As inovações sociais aparecem simbolizadas em algumas ações. No início do século XX a Praia de Boa Viagem, no Recife, começou a ser ocupada pela população que pode comprar terrenos na época que se descobriu como o banho de água salgada faz bem à saúde. As margens do Rio Capibaribe foram deixando de ser endereço supimpa e os pescadores foram sendo expulsos das praias do Pina e de Boa Viagem. Cada época e cada momento social cria suas referências e, o Edifício Caiçara tornou-se referência para os que ocuparam Boa Viagem na década de quarenta, bem como para aqueles que, não morando naquela praia, iam  banhar-se ali até os anos oitenta ou noventa. Mas como lembra um livro bíblico, um adolescente muito  famoso em sua época pouco será lembrado duas gerações mais tarde. Assim foi com o edifício Caiçara, com a Casa Navio e outros edifícios que marcaram a arquitetura do período e serviam de referência para banhistas de final de semana. A queda desses edifícios para atender o boom imobiliário para apartamentos de luxo segue o mesmo princípio que afastou os pescadores ao longo do século XX. A queda do Edifício Caiçara lembra que para ele e outros edifícios serem construídos muitas caiçaras fossem derrubadas. Poucos são os adolescentes que ficam na memória das gerações que lhe sucedem, esses poucos são referências mais importantes do que parada de ônibus. É assim que a “igrejinha” de Boa Viagem ainda se mantém. É uma referência mais profunda na história, não apenas na memória.

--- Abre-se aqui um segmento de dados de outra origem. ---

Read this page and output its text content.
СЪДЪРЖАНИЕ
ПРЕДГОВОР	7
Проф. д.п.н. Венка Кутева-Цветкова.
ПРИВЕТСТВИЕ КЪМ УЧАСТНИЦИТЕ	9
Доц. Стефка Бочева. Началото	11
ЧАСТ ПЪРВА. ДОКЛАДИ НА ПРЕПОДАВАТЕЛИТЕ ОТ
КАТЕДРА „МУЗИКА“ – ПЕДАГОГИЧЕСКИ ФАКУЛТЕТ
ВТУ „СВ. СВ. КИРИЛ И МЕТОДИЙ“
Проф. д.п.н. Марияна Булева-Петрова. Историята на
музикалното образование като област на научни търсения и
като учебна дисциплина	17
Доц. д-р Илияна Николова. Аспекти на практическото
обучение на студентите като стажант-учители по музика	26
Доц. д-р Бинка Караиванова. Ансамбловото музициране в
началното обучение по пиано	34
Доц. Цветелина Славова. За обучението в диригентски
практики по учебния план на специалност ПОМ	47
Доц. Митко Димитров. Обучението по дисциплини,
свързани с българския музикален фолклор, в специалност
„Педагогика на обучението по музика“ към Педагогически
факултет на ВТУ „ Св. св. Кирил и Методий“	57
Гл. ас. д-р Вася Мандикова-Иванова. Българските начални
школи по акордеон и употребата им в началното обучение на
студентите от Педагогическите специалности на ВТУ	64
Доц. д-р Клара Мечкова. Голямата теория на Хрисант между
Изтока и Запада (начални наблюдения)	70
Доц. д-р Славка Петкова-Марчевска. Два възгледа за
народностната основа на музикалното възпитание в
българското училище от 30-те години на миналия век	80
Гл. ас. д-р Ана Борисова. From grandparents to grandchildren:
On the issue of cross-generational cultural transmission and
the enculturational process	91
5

A questão é que a história é feita do lixo deixado pelas gerações e, em nossa sociedade o lixo escrito é muito importante, além do lixo monumental significativo para o conjunto social, não apenas para um grupo. Escreve-se muito sobre os monumentos de pedra e cal, assegurando-lhes, assim, a sua permanência na época dos novos adolescentes. Talvez seja essa a razão de monumentos referentes a grupos menos importantes econômica e financeiramente sejam mais facilmente descartáveis. Acontece que os documentos escritos, ou escritos que discutem os documentos carecem de leitores e, as mais recentes tabelas do IBGE mostram que o número de analfabetos no Brasil voltou a crescer, embora a propaganda dos programas de alfabetização tenha aumentado.

O adolescente (na Idade Média essa categoria não existia) Francisco da cidade Assis não tem sido esquecido pelos adolescentes das gerações que lhe sucederam. Reconstruir, manter inovando, inovar mantendo, rompendo e fortalecendo, afirmar valores positivos e ter a coragem de dizer não ao que prejudica ao conjunto da humanidade, essas são as causas da permanência de Francisco e Ignácio.